Even prior to the World Cup there had been plentiful evidence of the infighting and friction amongst the squad that typified their Brazilian nightmare – with their qualification campaign being plagued by speculation of rifts and disharmony amongst the group. This is no new sensation either, with failed showings in both the 2002 and 2010 World Cups being personified by inner squabbling.

Undeniably Cameroon’s much maligned players have not been aided by a football association plagued by corruption and mismanagement. Their current president resides in jail whilst that earlier mentioned pivotal clash with Libya might have not even gone ahead had FIFA not reversed a ban put in place due to government involvement. This hardly represents the sort of platform that success can build on.

Nobody quite expected their Brazilian disintegration to be quite so calamitous, nonetheless what the nightmare of Brazil does highlight is the sorry demise of a nation who once lit up the entire world for all the right reasons.

Regrettably the future offers no hint of light at the end of a never ending dark tunnel, for there is only so long that Cameroon can continue to mask persistent backbiting amongst players and constant hierarchy controversy – sooner or later the World Cups will stop coming, just as the African Cup of Nations have done.

A lack of talent is not the significant issue – at least in comparison to the majority of Africa. What must be addressed is the causes of a constant absence of even a hint of squad collectiveness and cohesion. Moulding a functioning side of a personnel dispersed around all corners of Europe is not an African issue unique to Cameroon, yet nobody can come close to their trend of consistent fracas.

In order to haul themselves out of similar doldrums Nigeria – under the guidance of the inspirational Stephen Keshi – elected to dispense with their much criticised experienced egos in favour of a young group. Cameroon could do well to utilise a similar philosophy, although unearthing a of coach of Keshi’s qualities represents a significant stumbling block.

You might think Samuel E’to’o – undoubtedly his nation’s greatest ever footballer in regards to ability – would have the power to set a positive example, yet the 33 year old only served to be the ignition to a plethora of bust-ups. In many ways the retirement of E’to’o – the man who last year accused teammates of deliberately avoiding passing to him – might aid the easing of tensions between a squad clearly divided.

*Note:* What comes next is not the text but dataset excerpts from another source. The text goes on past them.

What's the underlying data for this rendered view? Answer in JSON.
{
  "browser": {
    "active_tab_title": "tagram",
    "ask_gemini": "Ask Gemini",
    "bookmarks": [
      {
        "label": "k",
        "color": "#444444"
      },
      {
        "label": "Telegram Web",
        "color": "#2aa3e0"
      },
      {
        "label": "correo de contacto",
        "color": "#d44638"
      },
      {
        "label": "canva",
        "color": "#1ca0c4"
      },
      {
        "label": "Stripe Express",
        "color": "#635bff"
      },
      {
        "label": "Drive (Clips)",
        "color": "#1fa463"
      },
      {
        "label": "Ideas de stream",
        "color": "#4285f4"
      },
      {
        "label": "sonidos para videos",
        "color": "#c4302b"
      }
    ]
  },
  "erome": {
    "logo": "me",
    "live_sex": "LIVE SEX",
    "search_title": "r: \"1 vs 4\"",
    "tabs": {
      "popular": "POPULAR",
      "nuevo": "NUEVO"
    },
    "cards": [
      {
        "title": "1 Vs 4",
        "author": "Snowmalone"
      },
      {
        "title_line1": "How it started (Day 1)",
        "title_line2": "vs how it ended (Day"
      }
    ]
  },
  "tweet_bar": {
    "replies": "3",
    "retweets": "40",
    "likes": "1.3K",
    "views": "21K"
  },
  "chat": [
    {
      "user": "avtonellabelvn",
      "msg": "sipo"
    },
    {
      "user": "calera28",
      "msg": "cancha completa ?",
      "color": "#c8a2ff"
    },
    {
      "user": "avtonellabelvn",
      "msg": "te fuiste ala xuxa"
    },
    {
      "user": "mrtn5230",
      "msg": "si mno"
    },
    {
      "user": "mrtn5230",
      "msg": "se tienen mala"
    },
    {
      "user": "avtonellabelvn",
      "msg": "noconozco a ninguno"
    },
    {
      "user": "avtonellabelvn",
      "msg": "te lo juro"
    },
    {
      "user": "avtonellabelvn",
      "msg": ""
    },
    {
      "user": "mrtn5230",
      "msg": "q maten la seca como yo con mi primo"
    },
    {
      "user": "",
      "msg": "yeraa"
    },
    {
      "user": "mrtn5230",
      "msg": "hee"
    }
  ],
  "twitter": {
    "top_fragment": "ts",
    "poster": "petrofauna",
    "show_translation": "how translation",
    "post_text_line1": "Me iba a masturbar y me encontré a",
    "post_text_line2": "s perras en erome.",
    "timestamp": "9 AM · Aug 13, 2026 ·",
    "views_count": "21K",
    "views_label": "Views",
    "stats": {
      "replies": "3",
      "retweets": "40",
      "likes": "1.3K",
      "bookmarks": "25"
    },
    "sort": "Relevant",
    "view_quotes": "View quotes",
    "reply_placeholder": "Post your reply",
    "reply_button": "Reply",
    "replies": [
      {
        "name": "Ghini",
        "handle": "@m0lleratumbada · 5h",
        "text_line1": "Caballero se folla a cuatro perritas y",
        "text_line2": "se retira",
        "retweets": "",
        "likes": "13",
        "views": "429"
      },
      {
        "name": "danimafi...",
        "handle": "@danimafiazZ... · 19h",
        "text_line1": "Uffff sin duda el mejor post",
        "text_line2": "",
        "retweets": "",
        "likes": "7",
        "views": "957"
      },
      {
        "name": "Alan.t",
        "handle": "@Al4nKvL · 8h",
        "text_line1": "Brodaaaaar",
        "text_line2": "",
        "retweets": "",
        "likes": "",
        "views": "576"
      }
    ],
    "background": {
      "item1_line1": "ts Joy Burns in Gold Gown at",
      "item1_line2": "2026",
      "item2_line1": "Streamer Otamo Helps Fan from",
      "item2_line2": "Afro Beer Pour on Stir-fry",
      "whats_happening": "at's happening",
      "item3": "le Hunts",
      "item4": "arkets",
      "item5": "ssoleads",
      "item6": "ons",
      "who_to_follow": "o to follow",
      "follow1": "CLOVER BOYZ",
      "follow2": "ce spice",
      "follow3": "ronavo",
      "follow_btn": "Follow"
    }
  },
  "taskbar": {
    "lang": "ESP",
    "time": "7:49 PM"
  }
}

The future for this once prestigious footballing nation appears bleak to say the least. As Patrick Suffo – capped by the Indomitable Lions 29 times – recently hinted, there is a tradition of brushing the all too familiar troubles under the table, which signifies no immense shock accounting for the dishonesty and exploitation of those at the helm.

What Cameroonian football requires is a complete overhaul from attitudes to organisation, yet that looks a distinct pipe dream accounting for the merits of the country’s FA.